A single fan is cool enough, but opting for the three-pack gives you more options. Aside from getting more fans, the purchase includes a controller and a remote control unit that lets users with motherboards that lack ARGB experience the improvement.
Most interesting are several unique cables. They plug into a single header on the fan and split into ARGB & power connections on the other side. You also get wires that let you daisy-chain power from fan to fan while needing to plug only one of them in.
The fans’ unusual 30mm thickness might prevent you from mounting them on some heatsinks or radiators, but they should still function perfectly as case fans. They perform well despite being loud, even compared against ordinary models.
Frequently Asked Questions
What RGB fans are compatible with Aura Sync? Do Corsair RGB fans work with Aura?
Naming all the Aura Sync compatible fans is beyond the scope of this article as there are more than 150 products that fit the bill. You can find all of them by visiting ASUS’s compatibility page. Corsair isn’t one of the approved partners. iCUE is a rival RGB control utility, so it stands to reason that the two don’t mesh well.
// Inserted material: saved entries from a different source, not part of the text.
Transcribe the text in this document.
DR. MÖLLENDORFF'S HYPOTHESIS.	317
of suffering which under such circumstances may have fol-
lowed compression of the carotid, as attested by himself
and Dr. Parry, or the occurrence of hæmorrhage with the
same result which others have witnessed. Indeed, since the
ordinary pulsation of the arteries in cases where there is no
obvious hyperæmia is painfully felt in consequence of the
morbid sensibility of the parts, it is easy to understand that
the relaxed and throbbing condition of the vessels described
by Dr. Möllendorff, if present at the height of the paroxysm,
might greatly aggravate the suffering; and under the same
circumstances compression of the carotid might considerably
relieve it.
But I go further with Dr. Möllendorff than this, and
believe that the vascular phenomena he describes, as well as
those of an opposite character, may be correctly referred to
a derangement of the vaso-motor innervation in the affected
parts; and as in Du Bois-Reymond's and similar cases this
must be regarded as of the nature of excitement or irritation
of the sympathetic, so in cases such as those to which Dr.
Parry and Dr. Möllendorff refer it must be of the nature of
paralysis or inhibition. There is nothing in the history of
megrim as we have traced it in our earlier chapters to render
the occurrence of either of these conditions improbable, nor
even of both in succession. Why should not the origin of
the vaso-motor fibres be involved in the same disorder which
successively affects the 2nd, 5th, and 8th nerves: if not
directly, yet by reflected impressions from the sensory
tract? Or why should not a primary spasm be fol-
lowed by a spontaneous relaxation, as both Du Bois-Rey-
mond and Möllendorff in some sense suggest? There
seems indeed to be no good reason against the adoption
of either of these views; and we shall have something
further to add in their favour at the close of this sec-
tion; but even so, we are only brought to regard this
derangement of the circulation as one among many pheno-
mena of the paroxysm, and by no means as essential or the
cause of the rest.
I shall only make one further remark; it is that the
How do I connect RGB fans to Aura Sync?
Ease of use is one of the best things about Aura Sync. All you have to do is connect the fans to power and the appropriate RGB or ARGB headers on your motherboard. Usually, there are two of each type of RGB header, but cheaper or smaller mobos might only have one. You can use splitters to connect multiple fans through one header. Some models require the use of hubs as well.
Once connected, the fans become part of your synchronized light show automatically. They’ll change colors and effects alongside other RGB sources according to your preferences and don’t need to be set up separately.
What products work with aura sync?
Fans are just one category of products that support Aura Sync. Many ASUS electronics like graphics cards, peripherals, and motherboards come with native support. There’s also an extensive list of partner companies that offer cases, LED strips, or even illuminated desks for the ultimate battle station experience. You can check them all out on the product page mentioned above.